'Private but lovely' elderly couple died when raging inferno engulfed their 17th century Sheffield home

Police at the scene in Spout Lane, Stannington.
Police at the scene in Spout Lane, Stannington.

A 'private but lovely' elderly couple died when a raging inferno swept through the historic 17th century farmhouse they had lovingly restored.

Leonard and Freda Ewing, both aged in their 90s, were killed when a blaze ripped through their Grade II listed home at Spout House in Stannington during the early hours of the morning last November.

Spout House in Stannington during the fire.

Spout House in Stannington during the fire.

They had lived in the property – which is believed to date back to the 1670s - for several decades and had restored it when they first moved in.

However both had suffered health problems of late and neighbours described how they often left papers stacked high in the kitchen.

An inquest in Sheffield today heard how the cooker had been left on one night and ignited the papers which quickly engulfed the largely timber property.
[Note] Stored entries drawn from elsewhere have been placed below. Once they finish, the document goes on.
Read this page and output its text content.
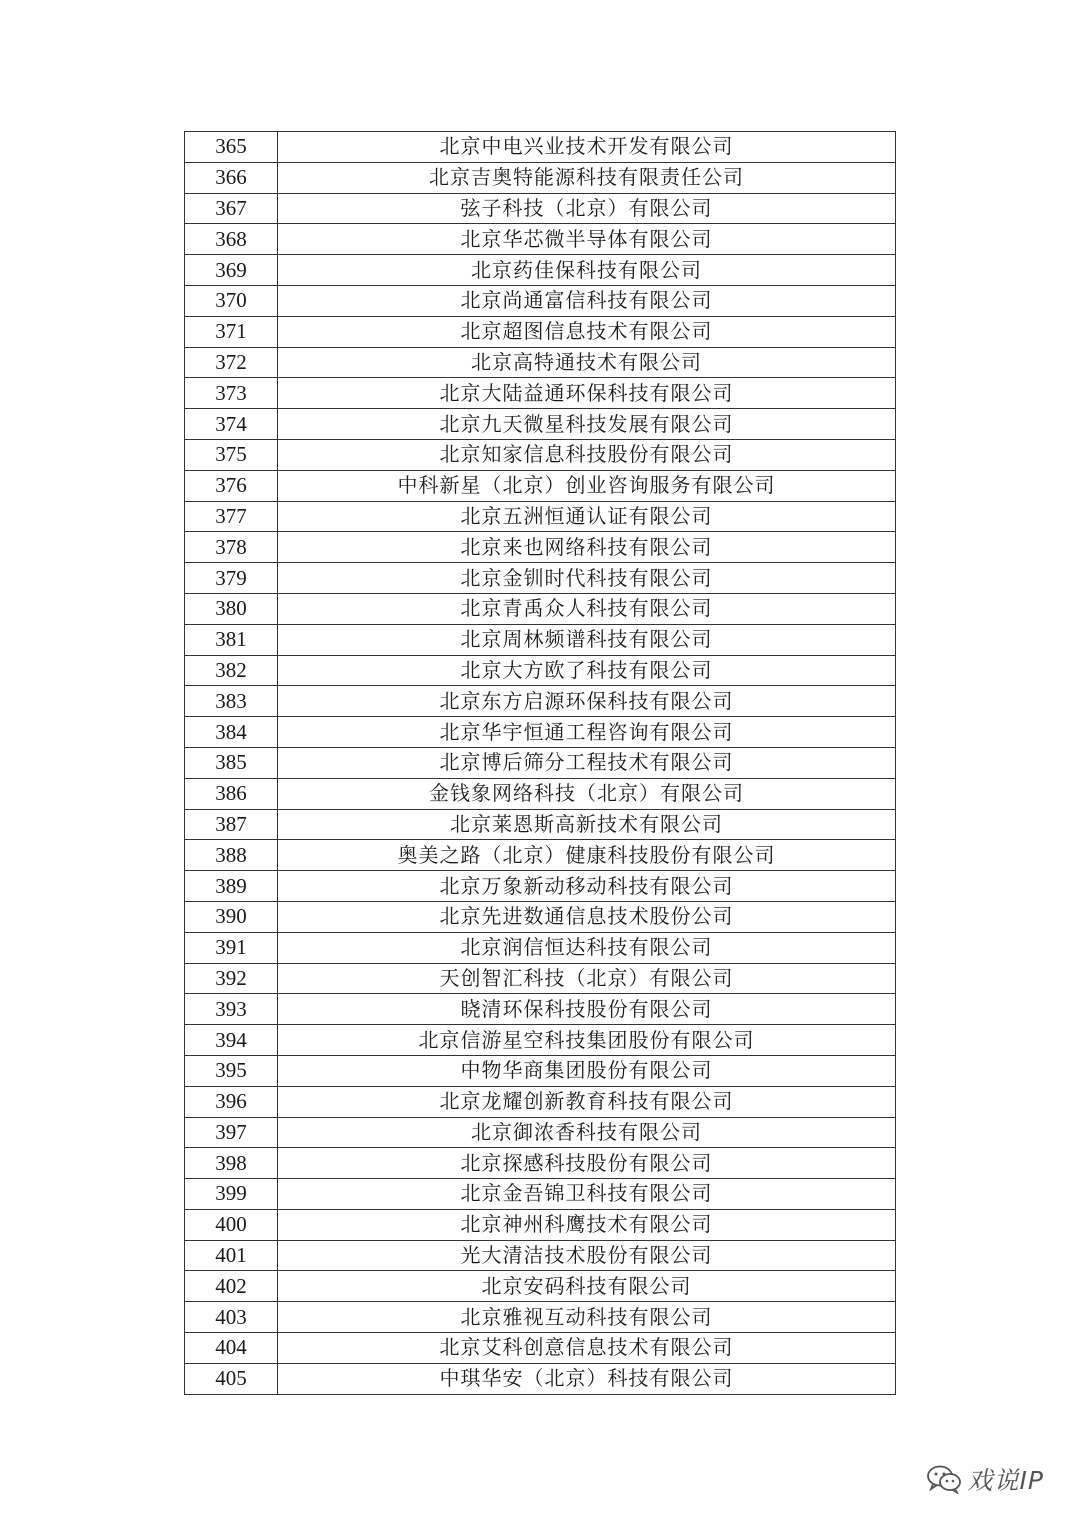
365	北京中电兴业技术开发有限公司
366	北京吉奥特能源科技有限责任公司
367	弦子科技（北京）有限公司
368	北京华芯微半导体有限公司
369	北京药佳保科技有限公司
370	北京尚通富信科技有限公司
371	北京超图信息技术有限公司
372	北京高特通技术有限公司
373	北京大陆益通环保科技有限公司
374	北京九天微星科技发展有限公司
375	北京知家信息科技股份有限公司
376	中科新星（北京）创业咨询服务有限公司
377	北京五洲恒通认证有限公司
378	北京来也网络科技有限公司
379	北京金钏时代科技有限公司
380	北京青禹众人科技有限公司
381	北京周林频谱科技有限公司
382	北京大方欧了科技有限公司
383	北京东方启源环保科技有限公司
384	北京华宇恒通工程咨询有限公司
385	北京博后筛分工程技术有限公司
386	金钱象网络科技（北京）有限公司
387	北京莱恩斯高新技术有限公司
388	奥美之路（北京）健康科技股份有限公司
389	北京万象新动移动科技有限公司
390	北京先进数通信息技术股份公司
391	北京润信恒达科技有限公司
392	天创智汇科技（北京）有限公司
393	晓清环保科技股份有限公司
394	北京信游星空科技集团股份有限公司
395	中物华商集团股份有限公司
396	北京龙耀创新教育科技有限公司
397	北京御浓香科技有限公司
398	北京探感科技股份有限公司
399	北京金吾锦卫科技有限公司
400	北京神州科鹰技术有限公司
401	光大清洁技术股份有限公司
402	北京安码科技有限公司
403	北京雅视互动科技有限公司
404	北京艾科创意信息技术有限公司
405	中琪华安（北京）科技有限公司
戏说IP
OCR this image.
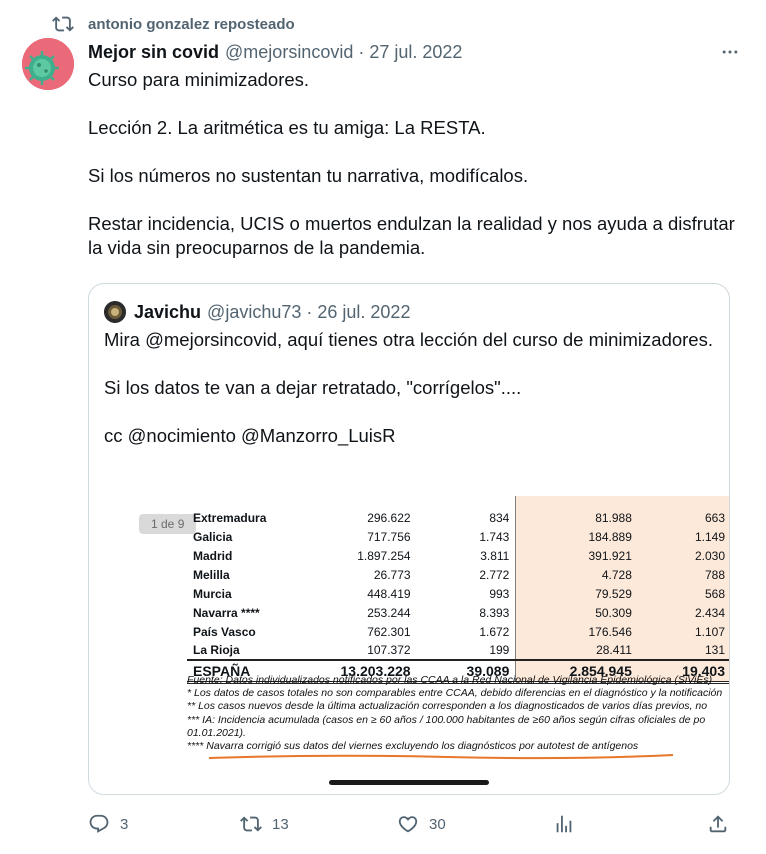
antonio gonzalez reposteado
Mejor sin covid @mejorsincovid · 27 jul. 2022

Curso para minimizadores.

Lección 2. La aritmética es tu amiga: La RESTA.

Si los números no sustentan tu narrativa, modifícalos.

Restar incidencia, UCIS o muertos endulzan la realidad y nos ayuda a disfrutar la vida sin preocuparnos de la pandemia.

Javichu @javichu73 · 26 jul. 2022

Mira @mejorsincovid, aquí tienes otra lección del curso de minimizadores.

Si los datos te van a dejar retratado, "corrígelos"....

cc @nocimiento @Manzorro_LuisR

1 de 9
				Extremadura	296.622	834	81.988	663
Galicia	717.756	1.743	184.889	1.149
Madrid	1.897.254	3.811	391.921	2.030
Melilla	26.773	2.772	4.728	788
Murcia	448.419	993	79.529	568
Navarra ****	253.244	8.393	50.309	2.434
País Vasco	762.301	1.672	176.546	1.107
La Rioja	107.372	199	28.411	131
ESPAÑA	13.203.228	39.089	2.854.945	19.403
Fuente: Datos individualizados notificados por las CCAA a la Red Nacional de Vigilancia Epidemiológica (SiViEs)
* Los datos de casos totales no son comparables entre CCAA, debido diferencias en el diagnóstico y la notificación
** Los casos nuevos desde la última actualización corresponden a los diagnosticados de varios días previos, no
*** IA: Incidencia acumulada (casos en ≥ 60 años / 100.000 habitantes de ≥60 años según cifras oficiales de po
01.01.2021).
**** Navarra corrigió sus datos del viernes excluyendo los diagnósticos por autotest de antígenos
3	13	30
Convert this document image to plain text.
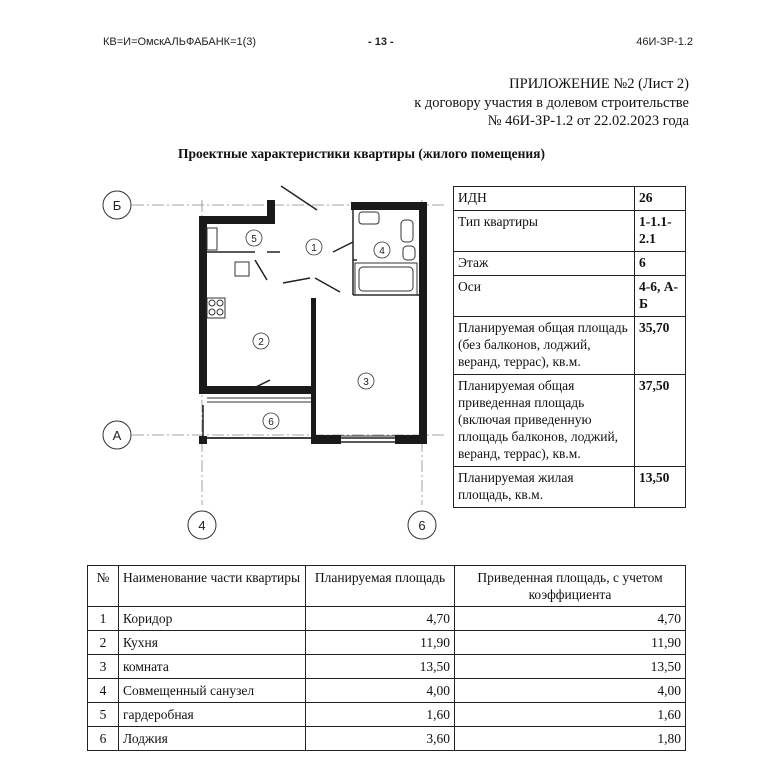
КВ=И=ОмскАЛЬФАБАНК=1(3)	- 13 -	46И-ЗР-1.2
ПРИЛОЖЕНИЕ №2 (Лист 2)
к договору участия в долевом строительстве
№ 46И-ЗР-1.2 от 22.02.2023 года
Проектные характеристики квартиры (жилого помещения)
Б
А
4	6
1
2
3
4
5
6
ИДН	26
Тип квартиры	1-1.1-2.1
Этаж	6
Оси	4-6, А-Б
Планируемая общая площадь (без балконов, лоджий, веранд, террас), кв.м.	35,70
Планируемая общая приведенная площадь (включая приведенную площадь балконов, лоджий, веранд, террас), кв.м.	37,50
Планируемая жилая площадь, кв.м.	13,50
№	Наименование части квартиры	Планируемая площадь	Приведенная площадь, с учетом коэффициента
1	Коридор	4,70	4,70
2	Кухня	11,90	11,90
3	комната	13,50	13,50
4	Совмещенный санузел	4,00	4,00
5	гардеробная	1,60	1,60
6	Лоджия	3,60	1,80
Family members paid tribute to the 'private but lovely' couple during the hearing.

Mr Ewing's nephew Roger told how the 95-year-old was a conscientious objector during the Second World War, serving as an ambulance driver, and later worked for the Royal Mint and steel companies in Sheffield.

He added: "He was a one of a kind. Very intelligent and academically inclined. He was a private person but very interested in preserving old buildings."

He told how Spout House had been purchased by the council in the 1960s and the land was earmarked for housing.

But Mr Ewing convinced the authority to let them restore it and they moved in, later managing to get the building Grade II listed.

Linda Boettcher, Mrs Ewing's niece, added: "She was always so lovely and happy."

A visiting neighbour, Rosanne Ibbotson, told the inquest she noticed papers piled high in the "cluttered kitchen" in the days before the fire.

She added that due to a range of health problems limiting their mobility, Mr Ewing lived largely downstairs whereas Mrs Ewing, aged 93, spent most of her time upstairs.

Another neighbour raised the alarm just after 3am on November 7 last year after noticing flames coming from the roof of the property.

Firefighters from three stations battled the blaze for several hours but the couple's bodies were found inside.

Fire investigator Andrew Strelczenie said a cooking hob had been left on and ignited some paper which spread throughout.

Pathologist Dr Julian Burton said both died from 'inhalation of fire gases' while heart problems were contributing factors.

Assistant coroner Stephen Eccleston recorded a conclusion of accidental death.